Never again to be controlled. Never again to kneel. Not to nobles, not to pirates, not to the World Government, not even to God.
That was why he risked his life to steal the Golden Fruit from Doflamingo in the height of his reign. That was why he had buried himself here, honing his power, gilding an entire island as proof of his dominion.
He had not endured all of it to wear another man's chain.
His eyes blazed. "I swore, when I fled that hell, that I would never accept control again! One day, I will trample the world itself under gold!"
The air shimmered. His fury bled into power. Gold rose around him like a tide, his fist sheathed in molten brilliance, shaping itself into a gauntlet that gleamed like a second sun.
"It doesn't matter who you are. If you want to control me—" His voice broke into a roar."
"Then die!"
Tesoro lunged. The earth split under his stride. His fist swung, golden flames bursting from its surface, heat and force converging into a cannonball of destruction.
"Gold Explosion!"
The punch blazed across the air, a comet aimed at Rosen's chest. The ground quaked with the force, wind tearing trees apart as his arm hurled forward.
Rosen did not move.
No shift of stance. No ripple of Haki flaring to shield him.
Only a single hand lifted. His index finger extended.
The golden fist crashed into it.
Bang—
And stopped.
No explosion. No shattering gold fragments. Not even a shockwave.
The golden gauntlet, crafted to detonate upon contact, simply rippled. The energy folded into itself, strangled by an unseen force.
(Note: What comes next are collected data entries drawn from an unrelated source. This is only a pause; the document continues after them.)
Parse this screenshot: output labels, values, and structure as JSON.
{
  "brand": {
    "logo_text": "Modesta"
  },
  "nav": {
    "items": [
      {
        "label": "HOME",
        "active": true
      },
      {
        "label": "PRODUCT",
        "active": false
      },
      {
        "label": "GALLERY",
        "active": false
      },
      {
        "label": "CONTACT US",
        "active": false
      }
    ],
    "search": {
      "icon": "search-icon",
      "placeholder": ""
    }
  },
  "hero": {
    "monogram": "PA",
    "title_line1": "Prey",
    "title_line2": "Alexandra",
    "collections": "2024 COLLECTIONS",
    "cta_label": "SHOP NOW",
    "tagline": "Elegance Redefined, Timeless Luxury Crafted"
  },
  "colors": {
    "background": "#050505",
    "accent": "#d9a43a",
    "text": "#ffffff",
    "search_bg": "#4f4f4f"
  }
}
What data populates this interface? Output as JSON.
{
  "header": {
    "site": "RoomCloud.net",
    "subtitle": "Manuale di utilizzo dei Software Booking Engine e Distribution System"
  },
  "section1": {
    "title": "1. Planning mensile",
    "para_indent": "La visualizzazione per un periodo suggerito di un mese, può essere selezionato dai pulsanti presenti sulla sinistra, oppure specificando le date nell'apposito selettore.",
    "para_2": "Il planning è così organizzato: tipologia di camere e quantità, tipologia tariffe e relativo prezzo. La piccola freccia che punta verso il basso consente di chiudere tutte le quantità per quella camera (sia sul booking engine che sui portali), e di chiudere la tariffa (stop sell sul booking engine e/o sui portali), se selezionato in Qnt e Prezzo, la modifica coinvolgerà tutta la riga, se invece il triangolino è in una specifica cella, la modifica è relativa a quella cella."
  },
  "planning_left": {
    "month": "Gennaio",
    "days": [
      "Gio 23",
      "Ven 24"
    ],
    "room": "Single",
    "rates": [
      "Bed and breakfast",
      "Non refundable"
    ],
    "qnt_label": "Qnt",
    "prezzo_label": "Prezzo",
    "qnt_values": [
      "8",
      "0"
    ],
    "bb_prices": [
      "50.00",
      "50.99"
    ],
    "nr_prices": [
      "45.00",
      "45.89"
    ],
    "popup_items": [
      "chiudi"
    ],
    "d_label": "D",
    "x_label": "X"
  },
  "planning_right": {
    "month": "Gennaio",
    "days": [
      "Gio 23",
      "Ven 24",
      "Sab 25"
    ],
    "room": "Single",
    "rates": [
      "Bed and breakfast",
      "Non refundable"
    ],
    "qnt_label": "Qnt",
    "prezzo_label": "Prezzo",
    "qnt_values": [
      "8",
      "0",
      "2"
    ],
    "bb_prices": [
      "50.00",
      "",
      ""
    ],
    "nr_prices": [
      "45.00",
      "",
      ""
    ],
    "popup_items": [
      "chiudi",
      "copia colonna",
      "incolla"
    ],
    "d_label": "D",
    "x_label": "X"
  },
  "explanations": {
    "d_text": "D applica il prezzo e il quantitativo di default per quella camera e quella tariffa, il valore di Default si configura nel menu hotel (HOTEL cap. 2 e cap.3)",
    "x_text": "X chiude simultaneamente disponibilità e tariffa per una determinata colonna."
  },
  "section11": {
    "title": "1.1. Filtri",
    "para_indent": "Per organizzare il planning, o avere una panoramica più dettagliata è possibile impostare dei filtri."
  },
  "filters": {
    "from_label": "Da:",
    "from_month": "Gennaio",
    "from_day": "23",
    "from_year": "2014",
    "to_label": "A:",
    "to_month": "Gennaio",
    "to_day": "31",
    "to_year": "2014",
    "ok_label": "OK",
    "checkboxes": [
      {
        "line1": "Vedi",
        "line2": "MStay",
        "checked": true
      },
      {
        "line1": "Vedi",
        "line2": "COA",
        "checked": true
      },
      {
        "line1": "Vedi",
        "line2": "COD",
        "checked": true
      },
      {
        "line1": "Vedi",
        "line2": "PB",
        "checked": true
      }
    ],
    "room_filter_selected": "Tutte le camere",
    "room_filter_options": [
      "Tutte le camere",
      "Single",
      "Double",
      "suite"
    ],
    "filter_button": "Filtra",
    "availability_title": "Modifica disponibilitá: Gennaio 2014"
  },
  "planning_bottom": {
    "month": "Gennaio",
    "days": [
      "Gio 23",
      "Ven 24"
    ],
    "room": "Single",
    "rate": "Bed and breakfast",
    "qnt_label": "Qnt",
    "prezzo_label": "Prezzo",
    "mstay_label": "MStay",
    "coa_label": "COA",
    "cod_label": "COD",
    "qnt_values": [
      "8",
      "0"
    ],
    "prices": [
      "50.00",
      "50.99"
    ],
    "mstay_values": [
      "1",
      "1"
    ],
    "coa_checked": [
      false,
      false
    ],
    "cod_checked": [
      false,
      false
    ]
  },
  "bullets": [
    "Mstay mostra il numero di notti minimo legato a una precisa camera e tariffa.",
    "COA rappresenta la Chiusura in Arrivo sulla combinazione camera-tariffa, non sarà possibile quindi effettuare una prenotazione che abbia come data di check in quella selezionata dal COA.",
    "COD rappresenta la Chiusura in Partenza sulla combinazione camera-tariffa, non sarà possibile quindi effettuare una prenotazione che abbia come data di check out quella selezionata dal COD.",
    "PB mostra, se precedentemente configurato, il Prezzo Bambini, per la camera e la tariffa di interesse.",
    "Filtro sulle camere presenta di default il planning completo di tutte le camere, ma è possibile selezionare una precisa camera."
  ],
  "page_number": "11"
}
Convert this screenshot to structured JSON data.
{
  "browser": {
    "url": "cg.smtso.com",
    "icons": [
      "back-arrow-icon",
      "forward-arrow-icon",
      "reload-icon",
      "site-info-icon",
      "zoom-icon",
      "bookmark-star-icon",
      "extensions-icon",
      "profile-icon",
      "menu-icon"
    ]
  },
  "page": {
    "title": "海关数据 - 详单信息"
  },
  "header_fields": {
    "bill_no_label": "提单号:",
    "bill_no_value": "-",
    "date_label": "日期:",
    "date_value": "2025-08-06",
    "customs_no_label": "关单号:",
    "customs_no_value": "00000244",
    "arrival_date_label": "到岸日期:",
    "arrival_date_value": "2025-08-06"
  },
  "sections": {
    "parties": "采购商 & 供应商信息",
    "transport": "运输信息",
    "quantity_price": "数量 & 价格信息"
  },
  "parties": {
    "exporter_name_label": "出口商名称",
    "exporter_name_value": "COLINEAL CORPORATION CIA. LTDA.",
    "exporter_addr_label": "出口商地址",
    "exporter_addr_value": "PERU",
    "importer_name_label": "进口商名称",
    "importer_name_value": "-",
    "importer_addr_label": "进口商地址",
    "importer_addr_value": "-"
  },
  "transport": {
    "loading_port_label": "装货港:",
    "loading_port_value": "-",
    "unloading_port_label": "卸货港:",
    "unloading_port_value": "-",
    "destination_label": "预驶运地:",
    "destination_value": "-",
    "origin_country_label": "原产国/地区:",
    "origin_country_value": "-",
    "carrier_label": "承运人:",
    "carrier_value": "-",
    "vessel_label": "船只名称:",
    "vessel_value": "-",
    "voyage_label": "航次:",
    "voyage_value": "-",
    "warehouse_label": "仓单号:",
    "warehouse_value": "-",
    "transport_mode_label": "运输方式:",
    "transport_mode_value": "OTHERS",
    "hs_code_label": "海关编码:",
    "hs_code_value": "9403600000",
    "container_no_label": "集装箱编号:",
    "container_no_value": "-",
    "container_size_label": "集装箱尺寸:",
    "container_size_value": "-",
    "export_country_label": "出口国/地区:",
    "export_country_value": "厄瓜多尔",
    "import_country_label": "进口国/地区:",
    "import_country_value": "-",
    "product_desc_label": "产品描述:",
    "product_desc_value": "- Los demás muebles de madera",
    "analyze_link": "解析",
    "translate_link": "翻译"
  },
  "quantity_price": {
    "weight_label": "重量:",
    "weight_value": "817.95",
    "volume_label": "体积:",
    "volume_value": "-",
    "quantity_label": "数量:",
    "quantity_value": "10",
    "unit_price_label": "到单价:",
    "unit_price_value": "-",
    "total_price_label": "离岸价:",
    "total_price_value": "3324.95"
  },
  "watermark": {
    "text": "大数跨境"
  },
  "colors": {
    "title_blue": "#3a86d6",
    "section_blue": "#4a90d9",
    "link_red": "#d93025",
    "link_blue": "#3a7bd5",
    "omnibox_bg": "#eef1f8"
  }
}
Tesoro's charge froze in mid-air, his entire body locked against that one outstretched finger.
"What—" His breath died. "Impossible."
His eyes bulged, horror spilling across his face. His pupils shrank into pinpoints as realization carved into him.
"This punch… even Doflamingo couldn't ignore it. He was thrown back, pierced, bleeding…" His thoughts stumbled, frantic. "But him… with one finger…"
It was as if he had struck the Red Line itself. Unyielding. Indestructible.
A flood of panic crashed over him. For the first time since he escaped Mary Geoise, Gild Tesoro felt the same helplessness he had sworn never to feel again.
The prey had thrown its strike.
And the hunter had not even blinked.